A realidade por trás do discurso – por Giuseppe Riesgo
Nesta semana a Assembleia Legislativa do Rio Grande do Sul aprovou o Projeto de Lei 11∕2021 encaminhado pelo Palácio Piratini que retifica a Lei de Diretrizes Orçamentárias (LDO) vigente e abre espaço para a compra de vacinas no combate a pandemia do novo coronavírus. No entanto, a despeito da importância do tema, outro ponto alterado pelo governo e que chamou a atenção é a enorme diferença no rombo das contas públicas entre o que fora anunciado, meses atrás, e o que o governo agora apresenta.
Em síntese, o governo vinha afirmando que a situação das contas públicas representava um enorme risco fiscal para 2021. Segundo os dados apresentados – e reafirmados agora em dezembro –, o déficit fiscal para o período chegaria a R$ 8,1 bilhões com o risco, se incluídos as novas regras do FUNDEB e a quitação de precatórios, de aumentar para assombrosos R$ 13 bilhões, em 2021. O discurso, assim, apontava para o caos nos serviços públicos, principalmente, se não mantivéssemos as alíquotas de ICMS da gasolina, energia elétrica e telecomunicações majoradas de 25% para 30%.
No entanto, ao lermos e analisarmos os ajustes no resultado das contas públicas enviados pelo governo, notou-se uma enorme discrepância entre alarmado no ano passado e o que fora enviado para aprovação do Legislativo gaúcho. O déficit fiscal, milagrosamente, cai de R$ 8,1 bilhões para R$ 3,6 bilhões (55% a menos) e o Executivo, agora, prevê colher um superávit primário de R$ 190 milhões ante um déficit primário da ordem de R$ 3,9 bilhões, ainda que a manutenção do aumento de impostos tenha gerado apenas R$ 1,8 bilhões para o Estado.
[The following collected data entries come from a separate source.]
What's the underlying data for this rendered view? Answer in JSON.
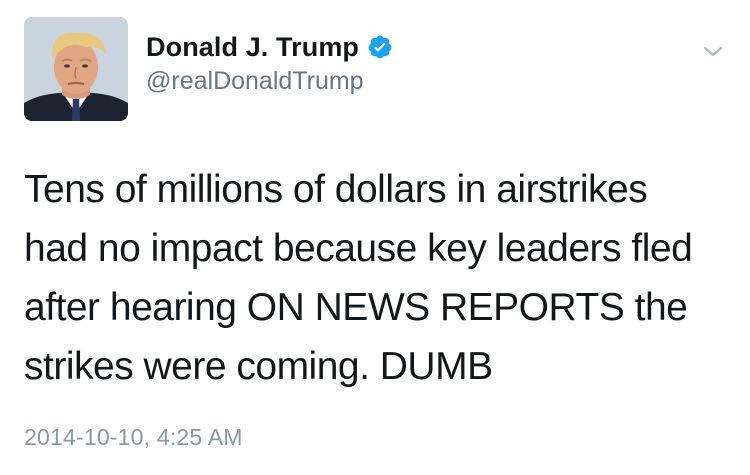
{
  "author": {
    "display_name": "Donald J. Trump",
    "handle": "@realDonaldTrump",
    "verified": true,
    "verified_icon": "verified-badge-icon",
    "avatar_icon": "profile-avatar"
  },
  "tweet": {
    "lines": [
      "Tens of millions of dollars in airstrikes",
      "had no impact because key leaders fled",
      "after hearing ON NEWS REPORTS the",
      "strikes were coming. DUMB"
    ],
    "timestamp": "2014-10-10, 4:25 AM"
  },
  "menu": {
    "icon": "chevron-down-icon"
  },
  "colors": {
    "verified_blue": "#1da1f2",
    "handle_gray": "#657786",
    "timestamp_gray": "#8899a6",
    "text": "#14171a"
  }
}
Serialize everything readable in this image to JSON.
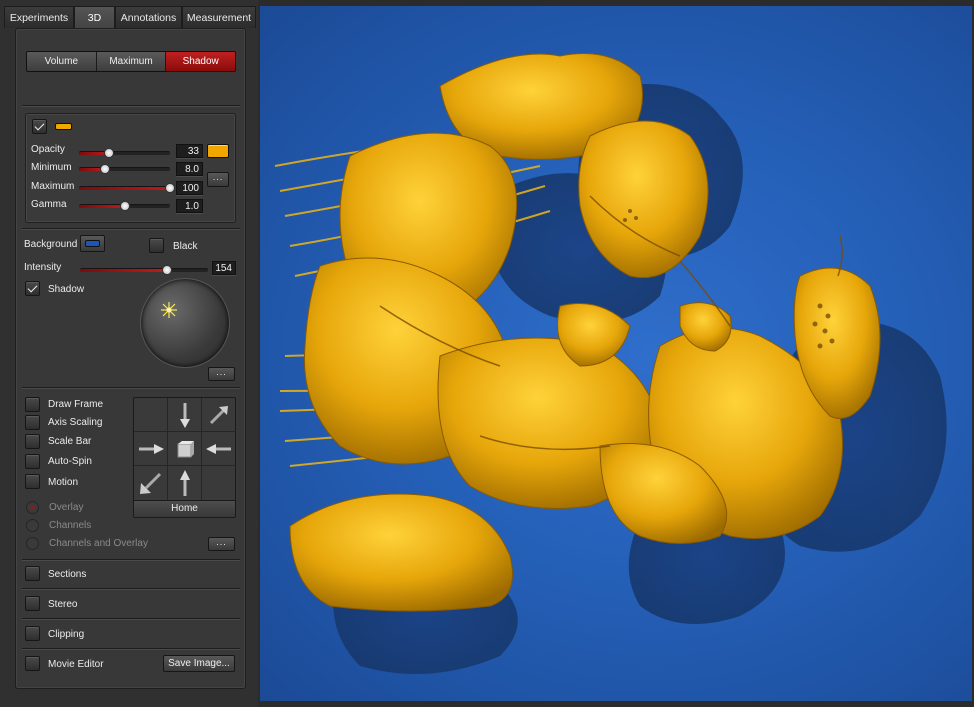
{
  "tabs": [
    "Experiments",
    "3D",
    "Annotations",
    "Measurement"
  ],
  "active_tab": "3D",
  "render_modes": [
    "Volume",
    "Maximum",
    "Shadow"
  ],
  "active_render_mode": "Shadow",
  "channel": {
    "enabled": true,
    "color": "#f0a800",
    "params": [
      {
        "label": "Opacity",
        "value": "33",
        "fraction": 0.33
      },
      {
        "label": "Minimum",
        "value": "8.0",
        "fraction": 0.29
      },
      {
        "label": "Maximum",
        "value": "100",
        "fraction": 1.0
      },
      {
        "label": "Gamma",
        "value": "1.0",
        "fraction": 0.51
      }
    ],
    "more_button": "..."
  },
  "background": {
    "label": "Background",
    "color": "#1e55b8",
    "black_label": "Black",
    "black_checked": false
  },
  "intensity": {
    "label": "Intensity",
    "value": "154",
    "fraction": 0.68
  },
  "shadow": {
    "label": "Shadow",
    "checked": true,
    "more_button": "..."
  },
  "options": [
    {
      "label": "Draw Frame",
      "checked": false
    },
    {
      "label": "Axis Scaling",
      "checked": false
    },
    {
      "label": "Scale Bar",
      "checked": false
    },
    {
      "label": "Auto-Spin",
      "checked": false
    },
    {
      "label": "Motion",
      "checked": false
    }
  ],
  "motion_modes": [
    {
      "label": "Overlay",
      "selected": true
    },
    {
      "label": "Channels",
      "selected": false
    },
    {
      "label": "Channels and Overlay",
      "selected": false
    }
  ],
  "motion_more_button": "...",
  "nav": {
    "home_label": "Home"
  },
  "sections": [
    {
      "label": "Sections",
      "checked": false
    },
    {
      "label": "Stereo",
      "checked": false
    },
    {
      "label": "Clipping",
      "checked": false
    },
    {
      "label": "Movie Editor",
      "checked": false
    }
  ],
  "save_image_label": "Save Image..."
}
Mas, então, de onde vieram os outros recursos? O que mudou? Na verdade, nada. Desde o início dos debates contra o tarifaço que alerto para o terrorismo com as contas públicas feito pelo governo diante da iminente derrota para manter o ICMS majorado no RS. Não à toa, ainda setembro, vínhamos afirmando que os supostos 8,1 bilhões de déficit não pressionavam o caixa do Estado, porque mais de R$ 5 bilhões desse déficit previsto era puramente contábil. Ou seja, derivavam da dívida com a União (que não estamos pagando por força liminar) e da reserva de contingência (que nada mais é que uma reserva legal, geralmente, não gasta). Assim, o déficit que efetivamente representava um risco fiscal para a manutenção dos serviços públicos era de R$ 2,8 bilhões e não de R$ 8,1 bilhões como contabilizado.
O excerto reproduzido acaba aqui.